L’isola galleggiante

La brava fanciulla, certa che nessuno potesse minacciare il ferito e rassicurata dal silenzio che regnava nella vicina foresta, scese la riva, portando con sé lo spadone dello spagnolo, giacché poteva esserci qualche jacarè nella palude e s’imbarcò sul canotto, spingendolo al largo.

 Come abbiamo detto, su quella savana sommersa si estendevano numerosi banchi melmosi, che le piante palustri avevano subito ricoperto e che servivano di rifugio ad un numero infinito di trampolieri chiassosi.

 Jolanda, avendone osservato uno che pareva vastissimo e che era ingombro di canne altissime, si diresse verso quello, colla speranza di fare un’ampia provvista d’uova.

 Non era lontano che mezzo miglio dall’accampamento ed essendo una canottiera abbastanza abile, in meno d’un quarto d’ora lo raggiunse.

 Fu però non poco sorpresa, nel salirvi sopra, sentendolo muoversi ed abbassarsi lievemente, come se quell’isolotto non posasse sul fondo della laguna.

 «È strana» mormorò. «Si direbbe che galleggia come una zattera. Che mi sia ingannata?»

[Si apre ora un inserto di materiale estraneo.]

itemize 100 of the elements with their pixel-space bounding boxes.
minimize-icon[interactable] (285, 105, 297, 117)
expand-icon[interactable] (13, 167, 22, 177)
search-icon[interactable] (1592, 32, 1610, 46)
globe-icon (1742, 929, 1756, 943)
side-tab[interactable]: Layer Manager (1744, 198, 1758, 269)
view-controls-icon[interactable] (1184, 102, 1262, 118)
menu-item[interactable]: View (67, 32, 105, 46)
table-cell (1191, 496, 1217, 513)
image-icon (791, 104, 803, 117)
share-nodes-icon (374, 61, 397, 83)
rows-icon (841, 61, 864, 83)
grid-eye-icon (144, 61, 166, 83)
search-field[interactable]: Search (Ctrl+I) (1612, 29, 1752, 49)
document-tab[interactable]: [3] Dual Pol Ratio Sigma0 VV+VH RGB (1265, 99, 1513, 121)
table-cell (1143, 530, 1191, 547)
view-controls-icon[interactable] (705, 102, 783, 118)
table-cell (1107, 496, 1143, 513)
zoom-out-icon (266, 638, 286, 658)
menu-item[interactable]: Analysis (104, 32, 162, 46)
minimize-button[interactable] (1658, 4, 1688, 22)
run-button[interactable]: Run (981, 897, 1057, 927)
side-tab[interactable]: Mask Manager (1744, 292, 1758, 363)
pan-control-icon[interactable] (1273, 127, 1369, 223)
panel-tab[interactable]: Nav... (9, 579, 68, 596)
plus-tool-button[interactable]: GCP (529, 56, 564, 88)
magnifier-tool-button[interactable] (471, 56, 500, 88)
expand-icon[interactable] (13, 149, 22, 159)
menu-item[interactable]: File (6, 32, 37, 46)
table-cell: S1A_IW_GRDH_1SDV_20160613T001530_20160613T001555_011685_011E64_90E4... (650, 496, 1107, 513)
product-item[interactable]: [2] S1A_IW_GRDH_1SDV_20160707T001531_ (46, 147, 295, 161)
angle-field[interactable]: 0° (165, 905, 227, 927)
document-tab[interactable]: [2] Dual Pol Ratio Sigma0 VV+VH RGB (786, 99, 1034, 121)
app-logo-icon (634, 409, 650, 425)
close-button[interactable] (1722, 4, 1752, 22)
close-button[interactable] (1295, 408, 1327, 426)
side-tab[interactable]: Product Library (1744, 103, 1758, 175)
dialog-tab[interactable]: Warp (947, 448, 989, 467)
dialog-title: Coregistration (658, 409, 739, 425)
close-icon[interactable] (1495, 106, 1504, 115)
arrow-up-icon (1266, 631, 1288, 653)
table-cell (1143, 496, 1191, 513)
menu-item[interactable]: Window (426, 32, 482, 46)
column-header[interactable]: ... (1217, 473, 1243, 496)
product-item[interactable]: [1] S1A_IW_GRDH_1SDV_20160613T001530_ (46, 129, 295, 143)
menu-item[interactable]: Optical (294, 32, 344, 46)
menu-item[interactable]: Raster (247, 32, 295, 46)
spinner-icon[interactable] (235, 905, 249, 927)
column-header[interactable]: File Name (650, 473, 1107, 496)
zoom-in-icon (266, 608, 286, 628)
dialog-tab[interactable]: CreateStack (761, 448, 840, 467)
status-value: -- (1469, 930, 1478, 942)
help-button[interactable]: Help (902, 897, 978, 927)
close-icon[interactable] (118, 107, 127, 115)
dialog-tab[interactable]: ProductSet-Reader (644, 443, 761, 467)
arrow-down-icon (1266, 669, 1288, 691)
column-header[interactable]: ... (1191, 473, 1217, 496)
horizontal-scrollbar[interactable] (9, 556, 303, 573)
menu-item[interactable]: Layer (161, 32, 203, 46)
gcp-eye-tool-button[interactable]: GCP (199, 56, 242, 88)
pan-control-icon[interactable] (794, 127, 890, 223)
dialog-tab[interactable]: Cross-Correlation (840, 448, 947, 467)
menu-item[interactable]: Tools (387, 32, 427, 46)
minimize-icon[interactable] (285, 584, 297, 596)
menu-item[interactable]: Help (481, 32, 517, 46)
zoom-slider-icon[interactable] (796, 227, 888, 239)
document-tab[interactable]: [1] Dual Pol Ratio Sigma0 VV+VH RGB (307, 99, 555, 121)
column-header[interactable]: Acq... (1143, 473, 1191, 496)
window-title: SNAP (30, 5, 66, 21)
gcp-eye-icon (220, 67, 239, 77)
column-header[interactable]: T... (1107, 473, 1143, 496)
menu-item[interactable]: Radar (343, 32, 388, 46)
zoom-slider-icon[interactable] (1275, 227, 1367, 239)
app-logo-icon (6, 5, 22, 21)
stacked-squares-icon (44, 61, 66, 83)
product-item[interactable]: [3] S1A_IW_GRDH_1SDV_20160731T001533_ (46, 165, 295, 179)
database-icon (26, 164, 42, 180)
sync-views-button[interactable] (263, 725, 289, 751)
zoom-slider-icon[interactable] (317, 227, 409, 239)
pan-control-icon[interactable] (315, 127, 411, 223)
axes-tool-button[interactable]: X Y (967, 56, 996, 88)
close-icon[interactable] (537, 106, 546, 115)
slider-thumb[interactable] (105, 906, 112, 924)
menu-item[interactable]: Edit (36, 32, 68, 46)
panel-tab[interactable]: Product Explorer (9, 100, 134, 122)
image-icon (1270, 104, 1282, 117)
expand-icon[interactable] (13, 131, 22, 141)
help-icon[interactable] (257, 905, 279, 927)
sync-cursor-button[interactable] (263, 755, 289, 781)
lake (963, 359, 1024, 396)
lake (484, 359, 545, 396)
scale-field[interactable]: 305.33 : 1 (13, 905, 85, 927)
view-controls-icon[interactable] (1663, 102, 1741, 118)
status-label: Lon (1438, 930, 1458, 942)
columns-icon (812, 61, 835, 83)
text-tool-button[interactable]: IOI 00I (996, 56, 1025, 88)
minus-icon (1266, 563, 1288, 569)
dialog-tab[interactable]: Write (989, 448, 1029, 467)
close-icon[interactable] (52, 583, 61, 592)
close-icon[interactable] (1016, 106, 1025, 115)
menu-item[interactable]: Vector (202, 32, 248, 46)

 Si provò ad avanzare fra le canne e si convinse che quell’isolotto doveva essere formato da un’amalgama di rami, arrestatisi là forse intorno a qualche ostacolo e poi intrecciatisi strettamente, in modo da formare una di quelle zattere rassomiglianti a quelle che si scorgono sulle acque del lago del Messico.

 «Purché mi sostenga, non occupiamoci ad indagare come sia formato questo isolotto» mormorò la fanciulla.

 Legò il canotto ad una delle canne, sfondò una linea di paletuvieri che formavano come l’orlo della zattera e s’inoltrò cautamente, sollevando intorno a sé una vera nuvola di trampolieri.

 «I nidi non mancheranno di certo» disse Jolanda. «La raccolta sarà abbondante.»

 Si mise a costeggiare l’isolotto e con viva soddisfazione s’avvide di non essersi ingannata nelle sue previsioni.

 In mezzo alle canne, posate entro piccole buche col fondo coperto di foglie, vi erano delle uova in gran numero, alcune piccole ed altre grosse quasi quanto quelle delle galline.

 La fanciulla scartò quelle passate, raccolse quelle che dalla loro trasparenza le parevano più fresche e le mise nella sottana, che aveva doppiata attorno alla cintola.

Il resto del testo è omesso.